For me this is the culmination of years of public demonisation of Rangers. The neanderthal narrative some love to peddle stops being banter and turns into something much darker when it fuels the kind of incidents we’re seeing now. That we face Aberdeen this weekend, one of the more enthusiastic participants in the denigration of our club and our support, is fitting. That they went to the bother of creating a banner, in Spanish, aimed squarely at Morelos tells you all you need to know about the mindset of some of their support. This act by their support was ignored by the SPFL and the police, but hey, it’s only the funny wee foreign lad after all. It’s been open season on the league’s top scorer for a while now, players, managers, referees, supporters and the media have all been complicit in this.

As for the match itself we should win comfortably. But then we should have won our last encounter with Aberdeen comfortably too. Throwing away a 2 goal league was very disappointing, particularly after having dominated the match. We were mentally weak that night, unable to match Aberdeen’s rise in tempo and direct style. That weakness was evident again last weekend at Tynecastle. This will be our third league match in 7 days, surely we’re now over any rustiness that set in after the winter break.

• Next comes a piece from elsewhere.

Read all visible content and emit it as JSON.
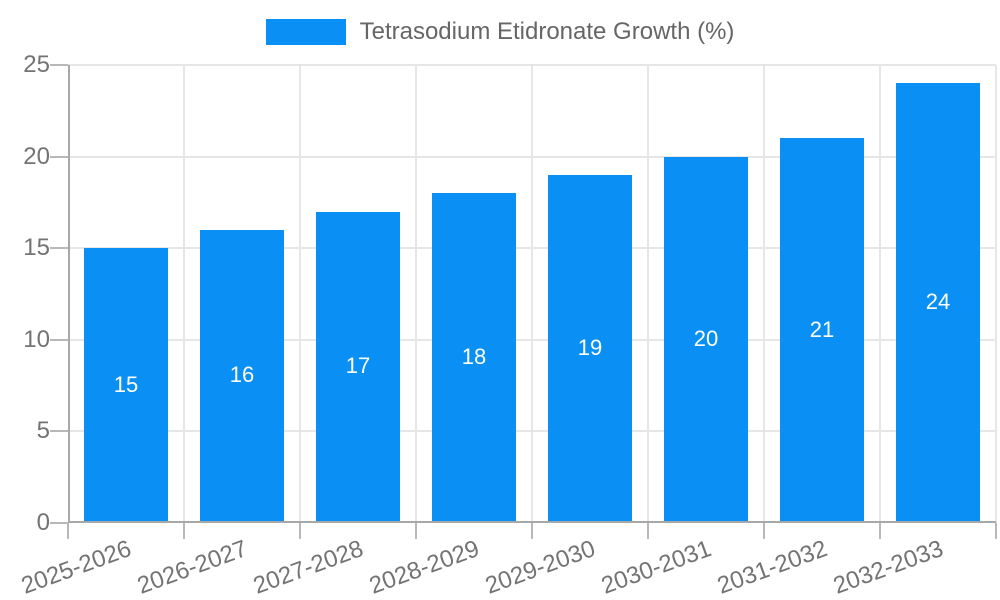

The clever thing about Murder Hill of course is that you don’t actually get any fitter running up and down sand dunes than you would running on a treadmill or round a track; you just think you do. Wallace understood this, he knew the dunes helped the side’s mental strength far more than its collective stamina. Gerrard needs to find his Murder Hill, the thing that galvanises the squad and makes them fully believe they are unbeatable. Saturday would be the perfect day discover it.